Practicum: Predictions

Practicum: Predictions


Students will create a linear model to predict the nutritional component that is most closely associated with the amount of sugar contained in a cereal.


  1. Predictions Practicum (LMR_U4_Practicum_Predictions)



Data about the nutritional components of popular cereal brands has been collected and made available for your team’s use. We are interested in determining which other nutritional component is most closely associated with the amount of sugar contained in a cereal.
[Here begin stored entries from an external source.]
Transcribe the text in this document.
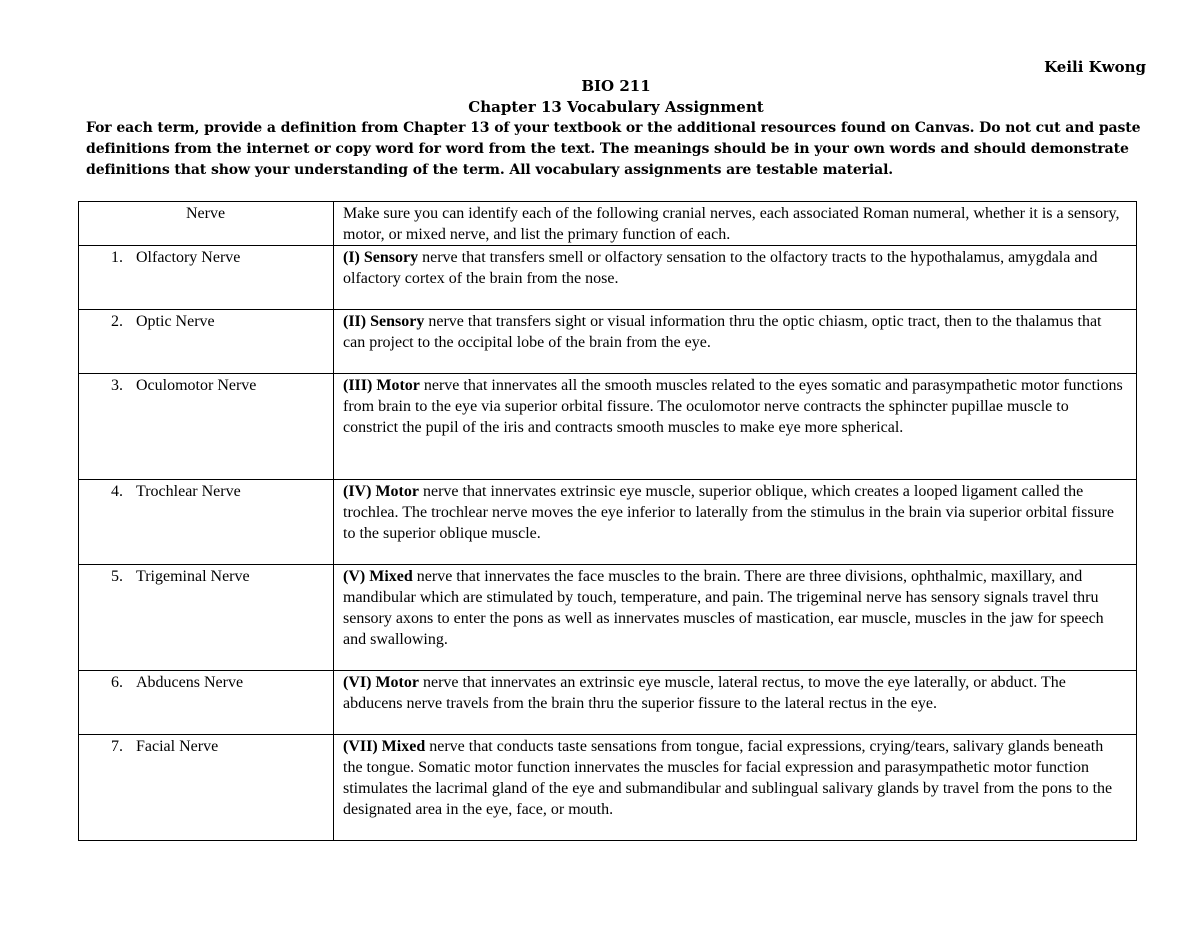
Keili Kwong
BIO 211
Chapter 13 Vocabulary Assignment
For each term, provide a definition from Chapter 13 of your textbook or the additional resources found on Canvas. Do not cut and paste definitions from the internet or copy word for word from the text. The meanings should be in your own words and should demonstrate definitions that show your understanding of the term. All vocabulary assignments are testable material.
Nerve	Make sure you can identify each of the following cranial nerves, each associated Roman numeral, whether it is a sensory, motor, or mixed nerve, and list the primary function of each.
1. Olfactory Nerve	(I) Sensory nerve that transfers smell or olfactory sensation to the olfactory tracts to the hypothalamus, amygdala and olfactory cortex of the brain from the nose.
2. Optic Nerve	(II) Sensory nerve that transfers sight or visual information thru the optic chiasm, optic tract, then to the thalamus that can project to the occipital lobe of the brain from the eye.
3. Oculomotor Nerve	(III) Motor nerve that innervates all the smooth muscles related to the eyes somatic and parasympathetic motor functions from brain to the eye via superior orbital fissure. The oculomotor nerve contracts the sphincter pupillae muscle to constrict the pupil of the iris and contracts smooth muscles to make eye more spherical.
4. Trochlear Nerve	(IV) Motor nerve that innervates extrinsic eye muscle, superior oblique, which creates a looped ligament called the trochlea. The trochlear nerve moves the eye inferior to laterally from the stimulus in the brain via superior orbital fissure to the superior oblique muscle.
5. Trigeminal Nerve	(V) Mixed nerve that innervates the face muscles to the brain. There are three divisions, ophthalmic, maxillary, and mandibular which are stimulated by touch, temperature, and pain. The trigeminal nerve has sensory signals travel thru sensory axons to enter the pons as well as innervates muscles of mastication, ear muscle, muscles in the jaw for speech and swallowing.
6. Abducens Nerve	(VI) Motor nerve that innervates an extrinsic eye muscle, lateral rectus, to move the eye laterally, or abduct. The abducens nerve travels from the brain thru the superior fissure to the lateral rectus in the eye.
7. Facial Nerve	(VII) Mixed nerve that conducts taste sensations from tongue, facial expressions, crying/tears, salivary glands beneath the tongue. Somatic motor function innervates the muscles for facial expression and parasympathetic motor function stimulates the lacrimal gland of the eye and submandibular and sublingual salivary glands by travel from the pons to the designated area in the eye, face, or mouth.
Your team will use the data to make predictions using linear models and compare the accuracy of your model to the rest of your classmates. Finally, the class will determine which team had the best prediction. Follow the directions below to explore and analyze the data:

  1. You will have two data sets: one training named cereal and one test named cereal_test. Load both data sets. Write down the code you used.

  2. Explore the training data. Which variable do you think is the best predictor of sugar? Choose at least 3 variables, make a plot for each one, and fit a linear regression line through each of them. Select the model that you think best makes the best prediction.

  3. For the linear model your team selected:

    a. Describe what the plot shows.

    b. Explain why you selected that particular model.

    c. Compute the mean squared error of your model using your test data.

    d. Now make a set of predictions with your test data. Calculate the mean squared error for the test data. Is it better or worse than for the training data, or about the same?

  4. Present your team’s linear model to the class. Explain why you chose your model and the typical amount of error in its predictions.

  5. Give an example of a prediction for one value of x. State that value, give the predicted sugar, and describe, based on the testing data, how far off your prediction might actually be.